A live bullet and a home-made gun were said to have been smuggled into the compound to be used against prisoners Kapris and Wel.

The Tamoko report said further: “It is highly recommended that the Papuan ring leaders – Shane Aitsi, John Peter Plesman, Roy Laiam and Linus Oa be immediately separated to Separate Confinement Unit, and further transferred to other isolated correctional institutions in the country, all for the good of security and peace among the prison population in Bomana C.I.

“It is also recommended that once the pending case of John Siko Wel is over, he must also be immediately transferred to other correctional institution, preferably for security reason, he be transferred to Barawagi CI. 

“I strongly believe that if we act on this recommendation, we will see a new breath of life, when peace and good security will prevail in this Correctional Institution.”

The recommendations bore prophetic accuracy as events unfolded 24 months later but that could have been avoided had the recommendations been acted upon at the time.

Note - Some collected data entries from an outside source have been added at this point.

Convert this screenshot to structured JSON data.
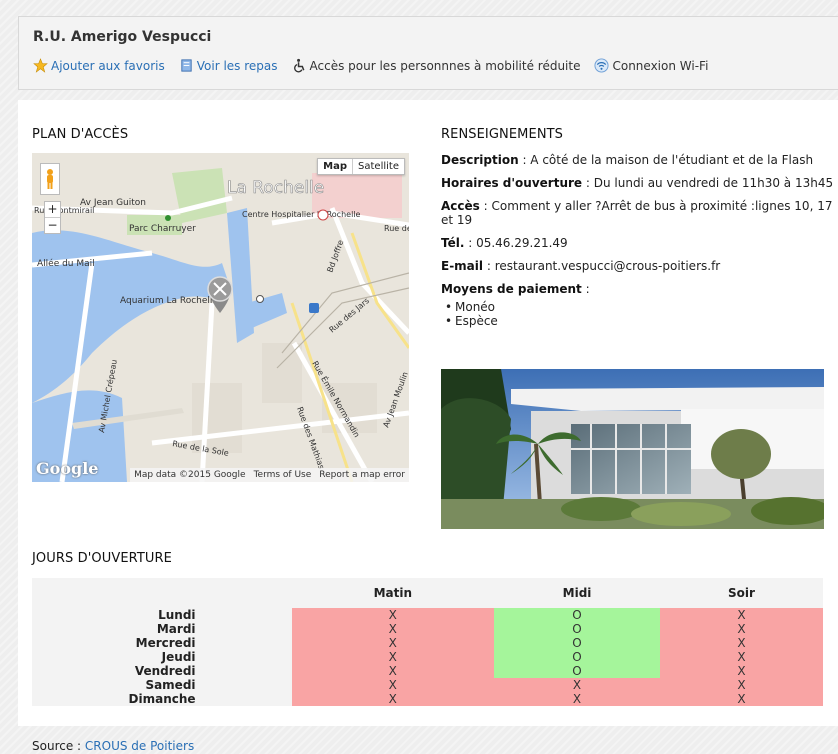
{
  "header": {
    "title": "R.U. Amerigo Vespucci",
    "links": [
      {
        "label": "Ajouter aux favoris",
        "icon": "star-icon",
        "link": true
      },
      {
        "label": "Voir les repas",
        "icon": "book-icon",
        "link": true
      },
      {
        "label": "Accès pour les personnnes à mobilité réduite",
        "icon": "wheelchair-icon",
        "link": false
      },
      {
        "label": "Connexion Wi-Fi",
        "icon": "wifi-icon",
        "link": false
      }
    ]
  },
  "sections": {
    "map_title": "PLAN D'ACCÈS",
    "info_title": "RENSEIGNEMENTS",
    "schedule_title": "JOURS D'OUVERTURE"
  },
  "map": {
    "map_button": "Map",
    "satellite_button": "Satellite",
    "zoom_in": "+",
    "zoom_out": "−",
    "footer": [
      "Map data ©2015 Google",
      "Terms of Use",
      "Report a map error"
    ],
    "logo": "Google",
    "labels": [
      "La Rochelle",
      "Av Jean Guiton",
      "Rue Montmirail",
      "Parc Charruyer",
      "Centre Hospitalier la Rochelle",
      "Allée du Mail",
      "Aquarium La Rochelle",
      "Bd Joffre",
      "Rue des Jars",
      "Av Michel Crépeau",
      "Rue Émile Normandin",
      "Rue des Mathias",
      "Av Jean Moulin",
      "Rue de la Sole",
      "Rue de"
    ]
  },
  "info": {
    "description_label": "Description",
    "description_value": "A côté de la maison de l'étudiant et de la Flash",
    "horaires_label": "Horaires d'ouverture",
    "horaires_value": "Du lundi au vendredi de 11h30 à 13h45",
    "acces_label": "Accès",
    "acces_value": "Comment y aller ?Arrêt de bus à proximité :lignes 10, 17 et 19",
    "tel_label": "Tél.",
    "tel_value": "05.46.29.21.49",
    "email_label": "E-mail",
    "email_value": "restaurant.vespucci@crous-poitiers.fr",
    "paiement_label": "Moyens de paiement",
    "paiement_values": [
      "Monéo",
      "Espèce"
    ]
  },
  "schedule": {
    "columns": [
      "Matin",
      "Midi",
      "Soir"
    ],
    "rows": [
      {
        "day": "Lundi",
        "values": [
          "X",
          "O",
          "X"
        ]
      },
      {
        "day": "Mardi",
        "values": [
          "X",
          "O",
          "X"
        ]
      },
      {
        "day": "Mercredi",
        "values": [
          "X",
          "O",
          "X"
        ]
      },
      {
        "day": "Jeudi",
        "values": [
          "X",
          "O",
          "X"
        ]
      },
      {
        "day": "Vendredi",
        "values": [
          "X",
          "O",
          "X"
        ]
      },
      {
        "day": "Samedi",
        "values": [
          "X",
          "X",
          "X"
        ]
      },
      {
        "day": "Dimanche",
        "values": [
          "X",
          "X",
          "X"
        ]
      }
    ]
  },
  "source": {
    "label": "Source :",
    "link": "CROUS de Poitiers"
  },
  "colors": {
    "closed": "#f9a4a4",
    "open": "#a5f59b",
    "link": "#2a6fb5"
  }
}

On January 25, 2013, in a clash between the Aitsi group and the Kapris group, Aitsi was stabbed fatally and died on arrival at the Port Moresby General Hospital.

Alas the confrontation was unevenly matched. The Kapris group had with them three long serrated edge “Rambo” style knives, the murder weapons that were believed to have been smuggled into the prison through the Kapris money-sex network.

Indeed, by a strange set of coincidence, now believed to have been orchestrated, Shane Aitsi and William Kapris on the fateful day were in compound B when Kapris had been segregated and isolated in C cell block for monitoring and surveillance for his own safety.